Effect of this interpretation on the timing of termination of grants of rights in contracts to create works in the future

For works already in being at the time of the conclusion of a post-1977 agreement, the copyrights exist, and the grant of the transfer or license of copyright therefore is “executed” with the conclusion of the agreement: The time clock starts running from the date of the contract.  Thus, there is no gap between signature and “execution.”  But when the agreement provides for the future creation of works, the above analysis indicates that the termination time clock starts running not from the date of the agreement, but from the date of creation.  This start date may, however, pose practical problems.  The date the contract was signed provides a readily ascertainable starting point for calculating when to send a notice of termination.  The date of creation of the work may prove more elusive.  While the statute offers evidence of Congress’s expectation that the author should be able to identify the year date of creation,7 the Sec. 203 termination clock starts ticking on the actual date.  Authors’ abilities to recall or document the month and day on which they completed creating a work may be more uncertain.  But this objection could equally well apply to oral or inferred-from-conduct non-exclusive licenses: The date of their “execution” may be equally if not more unsusceptible to reliable documentation, yet the statute clearly provides for the termination of such licenses.

Policy considerations

Timing termination from the date of creation when the contract was entered into before the work was created seems consistent with the general structure and policy of statutory termination rights.  The text of the statute8 and its legislative history amply demonstrate Congress’s intent that authors should enjoy enforceable termination rights.  The statute should be interpreted to cover as many works as possible (other than works made for hire).  In the case of pre-1978 agreements to transfer rights in works not created until 1978 or later, no creative interpretation is even necessary: The plain words of the statute bring these works within the scope of the Sec. 203 termination right.

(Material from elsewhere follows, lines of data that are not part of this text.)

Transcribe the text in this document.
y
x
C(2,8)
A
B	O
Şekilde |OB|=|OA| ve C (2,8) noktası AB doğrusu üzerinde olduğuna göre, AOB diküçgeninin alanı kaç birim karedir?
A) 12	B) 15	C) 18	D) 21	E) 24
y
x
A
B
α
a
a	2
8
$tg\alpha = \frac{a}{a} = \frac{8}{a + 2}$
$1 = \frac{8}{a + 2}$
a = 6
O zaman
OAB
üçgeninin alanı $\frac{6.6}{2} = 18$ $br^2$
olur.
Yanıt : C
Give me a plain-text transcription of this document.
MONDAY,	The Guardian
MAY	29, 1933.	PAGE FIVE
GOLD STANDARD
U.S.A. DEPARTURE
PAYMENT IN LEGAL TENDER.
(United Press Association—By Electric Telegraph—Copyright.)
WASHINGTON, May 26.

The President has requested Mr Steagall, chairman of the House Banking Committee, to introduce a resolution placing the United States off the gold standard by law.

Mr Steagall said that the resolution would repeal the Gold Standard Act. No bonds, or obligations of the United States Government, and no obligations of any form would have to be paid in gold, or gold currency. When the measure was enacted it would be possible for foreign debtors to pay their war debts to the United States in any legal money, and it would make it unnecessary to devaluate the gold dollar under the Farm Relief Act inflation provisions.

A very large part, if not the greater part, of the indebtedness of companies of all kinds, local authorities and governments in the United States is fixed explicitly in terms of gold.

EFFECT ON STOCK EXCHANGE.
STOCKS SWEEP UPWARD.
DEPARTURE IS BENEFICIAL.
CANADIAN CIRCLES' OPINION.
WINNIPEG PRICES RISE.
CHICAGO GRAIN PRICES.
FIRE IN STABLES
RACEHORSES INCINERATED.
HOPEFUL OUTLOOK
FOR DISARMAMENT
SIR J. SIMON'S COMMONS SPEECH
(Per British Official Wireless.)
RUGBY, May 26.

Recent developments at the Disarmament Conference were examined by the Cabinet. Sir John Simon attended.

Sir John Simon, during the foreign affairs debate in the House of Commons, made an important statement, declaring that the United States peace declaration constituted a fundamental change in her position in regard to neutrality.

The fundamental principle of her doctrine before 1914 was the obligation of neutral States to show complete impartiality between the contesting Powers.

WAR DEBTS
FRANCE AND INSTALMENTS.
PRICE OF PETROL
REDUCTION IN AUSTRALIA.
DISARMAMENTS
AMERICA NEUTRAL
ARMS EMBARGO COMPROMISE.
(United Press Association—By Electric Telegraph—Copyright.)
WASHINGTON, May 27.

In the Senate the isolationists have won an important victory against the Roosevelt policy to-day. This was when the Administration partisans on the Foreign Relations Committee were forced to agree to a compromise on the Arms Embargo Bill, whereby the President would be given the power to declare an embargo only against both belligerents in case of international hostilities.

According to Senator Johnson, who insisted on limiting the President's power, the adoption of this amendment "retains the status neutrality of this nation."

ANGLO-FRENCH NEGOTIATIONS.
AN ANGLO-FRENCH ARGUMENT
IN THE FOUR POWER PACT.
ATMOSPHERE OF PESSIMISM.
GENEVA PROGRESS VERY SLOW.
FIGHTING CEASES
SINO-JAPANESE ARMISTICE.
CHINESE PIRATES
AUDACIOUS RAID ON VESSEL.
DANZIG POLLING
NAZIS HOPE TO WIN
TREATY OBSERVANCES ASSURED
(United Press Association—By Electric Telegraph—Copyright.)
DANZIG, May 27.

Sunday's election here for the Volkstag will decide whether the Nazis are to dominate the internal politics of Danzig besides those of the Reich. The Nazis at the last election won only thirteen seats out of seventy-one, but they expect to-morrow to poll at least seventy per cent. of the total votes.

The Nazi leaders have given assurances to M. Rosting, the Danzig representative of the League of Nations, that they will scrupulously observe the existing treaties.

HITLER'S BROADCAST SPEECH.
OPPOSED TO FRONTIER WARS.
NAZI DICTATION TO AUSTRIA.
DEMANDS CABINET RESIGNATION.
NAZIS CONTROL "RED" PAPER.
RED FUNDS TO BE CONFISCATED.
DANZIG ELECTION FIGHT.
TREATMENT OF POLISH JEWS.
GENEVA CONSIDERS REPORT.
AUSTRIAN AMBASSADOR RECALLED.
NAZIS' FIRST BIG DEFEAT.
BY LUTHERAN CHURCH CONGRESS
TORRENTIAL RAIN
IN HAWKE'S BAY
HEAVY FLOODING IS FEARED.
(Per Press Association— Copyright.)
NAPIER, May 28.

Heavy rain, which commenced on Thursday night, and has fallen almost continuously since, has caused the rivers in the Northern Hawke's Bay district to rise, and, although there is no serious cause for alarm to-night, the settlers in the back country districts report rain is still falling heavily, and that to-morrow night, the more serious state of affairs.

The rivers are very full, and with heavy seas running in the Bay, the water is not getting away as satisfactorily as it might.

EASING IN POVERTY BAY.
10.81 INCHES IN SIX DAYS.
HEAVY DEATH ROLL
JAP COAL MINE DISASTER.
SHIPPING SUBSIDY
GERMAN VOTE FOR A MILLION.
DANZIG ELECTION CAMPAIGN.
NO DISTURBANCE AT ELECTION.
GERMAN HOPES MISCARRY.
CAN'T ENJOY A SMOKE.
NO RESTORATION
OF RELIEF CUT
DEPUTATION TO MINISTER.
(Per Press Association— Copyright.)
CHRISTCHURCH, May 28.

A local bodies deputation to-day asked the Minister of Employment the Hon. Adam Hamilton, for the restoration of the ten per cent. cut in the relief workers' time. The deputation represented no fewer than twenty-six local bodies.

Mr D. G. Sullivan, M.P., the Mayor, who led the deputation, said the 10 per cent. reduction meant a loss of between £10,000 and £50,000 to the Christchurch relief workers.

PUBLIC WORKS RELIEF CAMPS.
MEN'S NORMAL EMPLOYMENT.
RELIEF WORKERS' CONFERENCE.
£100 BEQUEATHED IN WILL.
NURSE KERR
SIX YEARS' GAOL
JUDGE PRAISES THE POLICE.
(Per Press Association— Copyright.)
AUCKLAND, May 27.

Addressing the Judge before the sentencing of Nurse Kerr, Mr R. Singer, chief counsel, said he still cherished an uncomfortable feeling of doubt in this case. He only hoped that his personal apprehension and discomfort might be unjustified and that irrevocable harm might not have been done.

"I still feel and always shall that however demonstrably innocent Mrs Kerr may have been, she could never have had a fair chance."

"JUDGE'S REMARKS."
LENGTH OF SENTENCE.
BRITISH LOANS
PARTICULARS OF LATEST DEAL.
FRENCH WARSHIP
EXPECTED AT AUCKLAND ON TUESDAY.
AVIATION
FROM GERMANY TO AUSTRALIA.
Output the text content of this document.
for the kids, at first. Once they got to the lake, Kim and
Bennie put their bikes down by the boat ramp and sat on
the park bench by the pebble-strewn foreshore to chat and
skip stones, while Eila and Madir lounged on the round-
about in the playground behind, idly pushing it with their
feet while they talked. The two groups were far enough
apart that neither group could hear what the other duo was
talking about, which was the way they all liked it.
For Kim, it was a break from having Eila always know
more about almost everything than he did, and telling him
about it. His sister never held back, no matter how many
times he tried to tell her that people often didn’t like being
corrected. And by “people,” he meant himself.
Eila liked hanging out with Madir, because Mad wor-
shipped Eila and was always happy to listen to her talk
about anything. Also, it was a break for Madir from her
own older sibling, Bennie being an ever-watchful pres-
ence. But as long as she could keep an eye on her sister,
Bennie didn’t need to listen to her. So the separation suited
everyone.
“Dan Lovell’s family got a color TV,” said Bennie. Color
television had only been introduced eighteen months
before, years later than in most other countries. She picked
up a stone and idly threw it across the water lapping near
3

In the case of post-1978 agreements for works yet to be created at the time of the contract, timing termination rights from the date of creation, rather than the date the agreement was entered into, can make a significant practical difference.  Suppose, for example, a contract entered into in 1980 in which the author agrees to write and transfer publication and other copyright rights in four books.  The author writes the works over the next 20 years, delivering them in 1985, 1990, 1995 and 2000 respectively.  If the termination time clock runs from 1980, then the author may terminate the grant of all rights in all books in 2020; the publisher will have owned the rights not for the earlier of 35 years from publication or 40 years from “execution of the grant,” as provided in Sec. 203(a)(3), but for 35, 30, 25, and 20 years respectively.9  If the time clock runs from the creation of each work, then the publisher will have the rights for at least 35 years for each book.

If one interprets Sec. 203 as assuring publishers 35-40 years of quiet enjoyment of the transferred rights under copyright (the publisher may, of course, agree to grant the rights back much earlier, for example through an out-of-print clause), then designating an “execution” date for the grant that will shorten the interval before termination would seem inconsistent with the statutory scheme.  On the other hand, if the publisher offers a contract that commits the author to create and transfer rights in several works over the course of time, perhaps the publisher has assumed the risk that the later the author delivers the contracted-for works, the less time the publisher will have to enjoy the grant before the author’s termination rights vest.